Nesse primeiro momento, os diretores e diretoras do Sindicato puderam refletir sobre o significado da Marcha para a vida das mulheres, mas também para a ação sindical. Dona Lúcia, emocionada, relembrou sua história de violência doméstica e os caminhos que percorreu para superá-la: “Meu marido bebia e, quando chegava em casa, me batia e quebrava tudo. Sofria muito para poder esconder essa situação dos meus seis filhos. Até o dia que dei um basta e chamei a polícia.” Sem dúvida, dona Lúcia não estava só, muitos outros casos foram aparecendo e a Marcha foi ganhando força e necessidade.

Zeneide Granjeiro, presidente do Sindicato de Areial, sintetizou o significado da Marcha para a direção da entidade: “ A Marcha é um movimento importantíssimo para as mulheres. No dia da Marcha elas saem de casa na esperança de libertação de alguma opressão que está vivendo no sítio, em sua casa. A Marcha mexe com a gente, encoraja a gente, as mulheres estão lá falando, estão escutando, estão se identificando naquela violência e encontram caminho para superação. A Marcha também é um desafio para o Sindicato. É a oportunidade de nos fortalecermos e fortalecer nossas ações, de fortalecer parcerias. É a oportunidade do Sindicato chegar mais perto das mulheres.”

Marlene Pereira, vice-presidente do Sindicato de Lagoa Seca, município que sediou a Marcha em 2015, também esteve presente para partilhar a experiência do seu município: “A Marcha é um momento de formação importante, de envolver e sensibilizar os homens da direção, a juventude. Tivemos uma experiência importante no município que foi envolver a Secretaria de Educação. Para tratar e superar as desigualdades, precisamos conversar também com as crianças. Costumo dizer, a Marcha não é só no dia, ela começa no dia seguinte, trazendo as mulheres para o Sindicato, valorizando e dando visibilidade ao seu trabalho”.
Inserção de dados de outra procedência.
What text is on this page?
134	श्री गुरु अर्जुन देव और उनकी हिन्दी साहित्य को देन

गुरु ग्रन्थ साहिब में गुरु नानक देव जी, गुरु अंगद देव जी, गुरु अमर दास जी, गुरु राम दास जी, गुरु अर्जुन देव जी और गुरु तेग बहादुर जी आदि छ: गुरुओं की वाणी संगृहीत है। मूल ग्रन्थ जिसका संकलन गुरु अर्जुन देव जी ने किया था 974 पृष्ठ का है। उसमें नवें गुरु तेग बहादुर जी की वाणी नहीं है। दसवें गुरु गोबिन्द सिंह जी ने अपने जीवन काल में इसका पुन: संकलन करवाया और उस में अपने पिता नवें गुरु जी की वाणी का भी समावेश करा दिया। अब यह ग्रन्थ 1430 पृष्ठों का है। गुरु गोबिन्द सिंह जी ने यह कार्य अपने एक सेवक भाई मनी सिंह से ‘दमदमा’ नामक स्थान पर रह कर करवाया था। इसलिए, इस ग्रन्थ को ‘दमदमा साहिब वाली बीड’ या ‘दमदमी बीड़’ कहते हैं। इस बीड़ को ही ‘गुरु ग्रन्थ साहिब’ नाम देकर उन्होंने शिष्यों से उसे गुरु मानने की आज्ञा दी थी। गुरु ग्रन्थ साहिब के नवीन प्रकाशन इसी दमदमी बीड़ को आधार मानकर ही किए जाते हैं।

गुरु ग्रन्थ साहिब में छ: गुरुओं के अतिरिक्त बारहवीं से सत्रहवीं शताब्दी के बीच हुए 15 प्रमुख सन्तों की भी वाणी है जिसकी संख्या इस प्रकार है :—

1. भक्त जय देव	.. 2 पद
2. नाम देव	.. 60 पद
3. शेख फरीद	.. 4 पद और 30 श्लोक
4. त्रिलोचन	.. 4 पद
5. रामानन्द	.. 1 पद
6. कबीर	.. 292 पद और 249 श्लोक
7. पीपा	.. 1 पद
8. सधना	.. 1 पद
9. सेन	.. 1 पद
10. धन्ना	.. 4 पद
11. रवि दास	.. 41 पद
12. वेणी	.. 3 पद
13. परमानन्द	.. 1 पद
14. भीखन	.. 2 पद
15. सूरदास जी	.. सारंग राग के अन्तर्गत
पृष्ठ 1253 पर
Ao final da reunião, as lideranças do Polo da Borborema, da Comissão de Saúde e Alimentação e do Sindicato de Areial assumiram o compromisso de dar seguimento ao processo preparatório construindo uma agenda comum de atuação. Com o grito “Pela vida das mulheres e pela Agroecologia”, todos saíram animados com a possibilidade da realização de mais uma Marcha.